Let's take something wonkier: Health care. Both candidates have very detailed plans. There's a camp of people -- perhaps you're among them, Dustin? -- who believe that Obama doesn't have details because Hillary talks about them more in her speeches. To this I have two responses: 1. Based just on her speeches, do you really find a ton of detail in Hillary's plans? To me, it's the same vague boilerplate repeated over and over again -- the policy equivalent of Obama's more feel-good repetitions. 2. Her focus on these vague (and sometimes unrealistic) details is why her speeches are duller than death. But there is a difference (one of the few between them, when it comes to policy), and that is Obama's reluctance to make health care insurance mandatory. Hillary wants to force everyone to pay for it. As far as I know, this might make for a better system. But in addition to sounding painfully difficult to enforce, I still have enough of a libertarian streak in me to think it sounds on the fascist side in its coercion. It also reflects a larger difference I sense in them, which is that Obama is not nearly as power-hungry as she is. I can picture him a couple of weeks after losing a presidential election. She, on the other hand, disappears from the screen.

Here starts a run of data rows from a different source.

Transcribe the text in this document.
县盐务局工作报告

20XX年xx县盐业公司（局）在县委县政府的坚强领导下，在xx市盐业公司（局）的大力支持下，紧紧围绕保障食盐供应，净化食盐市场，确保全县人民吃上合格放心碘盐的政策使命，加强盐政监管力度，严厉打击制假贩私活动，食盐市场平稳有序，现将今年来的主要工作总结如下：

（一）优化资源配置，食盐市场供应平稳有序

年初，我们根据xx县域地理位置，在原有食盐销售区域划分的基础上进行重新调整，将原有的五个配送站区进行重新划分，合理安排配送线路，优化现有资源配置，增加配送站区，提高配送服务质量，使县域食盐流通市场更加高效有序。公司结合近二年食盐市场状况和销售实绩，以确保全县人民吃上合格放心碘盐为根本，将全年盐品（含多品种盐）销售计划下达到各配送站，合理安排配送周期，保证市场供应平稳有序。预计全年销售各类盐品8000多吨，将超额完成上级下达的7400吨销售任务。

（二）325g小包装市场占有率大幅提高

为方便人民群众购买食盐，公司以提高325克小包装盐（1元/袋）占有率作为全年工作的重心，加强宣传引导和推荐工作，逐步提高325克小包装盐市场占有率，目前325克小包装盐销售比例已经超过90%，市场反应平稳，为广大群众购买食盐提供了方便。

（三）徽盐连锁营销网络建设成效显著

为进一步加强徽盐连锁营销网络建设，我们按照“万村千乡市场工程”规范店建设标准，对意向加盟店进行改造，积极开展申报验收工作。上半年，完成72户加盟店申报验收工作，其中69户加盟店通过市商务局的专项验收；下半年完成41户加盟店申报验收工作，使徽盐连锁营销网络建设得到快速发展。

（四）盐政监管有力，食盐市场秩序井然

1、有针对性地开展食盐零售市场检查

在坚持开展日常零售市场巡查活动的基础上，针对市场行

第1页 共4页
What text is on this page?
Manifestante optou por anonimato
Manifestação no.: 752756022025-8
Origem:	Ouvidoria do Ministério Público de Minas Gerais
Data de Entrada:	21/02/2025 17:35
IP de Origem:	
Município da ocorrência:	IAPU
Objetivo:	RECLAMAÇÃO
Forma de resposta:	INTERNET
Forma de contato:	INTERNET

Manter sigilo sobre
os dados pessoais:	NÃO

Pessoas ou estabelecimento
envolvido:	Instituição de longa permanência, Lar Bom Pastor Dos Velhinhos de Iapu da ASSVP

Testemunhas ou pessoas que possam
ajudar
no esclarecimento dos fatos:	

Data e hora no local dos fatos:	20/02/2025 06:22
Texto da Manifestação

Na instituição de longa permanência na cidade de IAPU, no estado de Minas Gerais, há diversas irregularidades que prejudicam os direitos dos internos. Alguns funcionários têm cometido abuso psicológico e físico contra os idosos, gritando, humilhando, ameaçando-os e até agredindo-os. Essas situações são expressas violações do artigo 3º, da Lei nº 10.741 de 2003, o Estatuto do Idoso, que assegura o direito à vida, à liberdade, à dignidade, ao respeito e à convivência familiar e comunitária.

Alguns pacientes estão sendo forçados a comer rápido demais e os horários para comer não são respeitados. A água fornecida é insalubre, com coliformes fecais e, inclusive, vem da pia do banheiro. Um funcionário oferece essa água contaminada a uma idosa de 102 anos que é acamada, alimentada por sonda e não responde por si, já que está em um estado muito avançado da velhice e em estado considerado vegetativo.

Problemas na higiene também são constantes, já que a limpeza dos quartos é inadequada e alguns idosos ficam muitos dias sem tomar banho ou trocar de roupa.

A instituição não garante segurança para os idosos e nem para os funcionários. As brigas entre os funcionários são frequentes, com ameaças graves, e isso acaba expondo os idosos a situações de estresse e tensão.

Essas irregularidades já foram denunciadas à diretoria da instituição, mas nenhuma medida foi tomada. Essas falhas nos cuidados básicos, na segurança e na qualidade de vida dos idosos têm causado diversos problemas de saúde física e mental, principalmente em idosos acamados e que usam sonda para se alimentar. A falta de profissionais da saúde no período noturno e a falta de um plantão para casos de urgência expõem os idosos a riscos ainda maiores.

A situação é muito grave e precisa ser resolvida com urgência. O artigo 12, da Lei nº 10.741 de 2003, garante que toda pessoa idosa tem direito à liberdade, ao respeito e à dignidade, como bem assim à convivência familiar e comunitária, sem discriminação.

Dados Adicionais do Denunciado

But sometimes elections -- if they're between candidates who aren't radically opposed -- really aren't about policy. I especially feel this way about someone like Clinton, who has yet to tell me there's a single tough decision to be made about her dream plans, as if they will be smoothly enacted on her favorite day, "day one." Sometimes elections should be about vaguer notions -- this country's built on a few of them, and their vagueness doesn't mitigate their power. We're looking for someone to lead us, after all. If Hillary Clinton's grim view of political trench warfare was the only good option for Democrats this year, I could understand her being nominated, though I wouldn't vote for her. But with Obama available as an option -- someone with similar positions and a broad, bipartisan base of good will directed at him -- I just can't wrap my head around it. I'm not saying that as an apostle, I swear to Obama.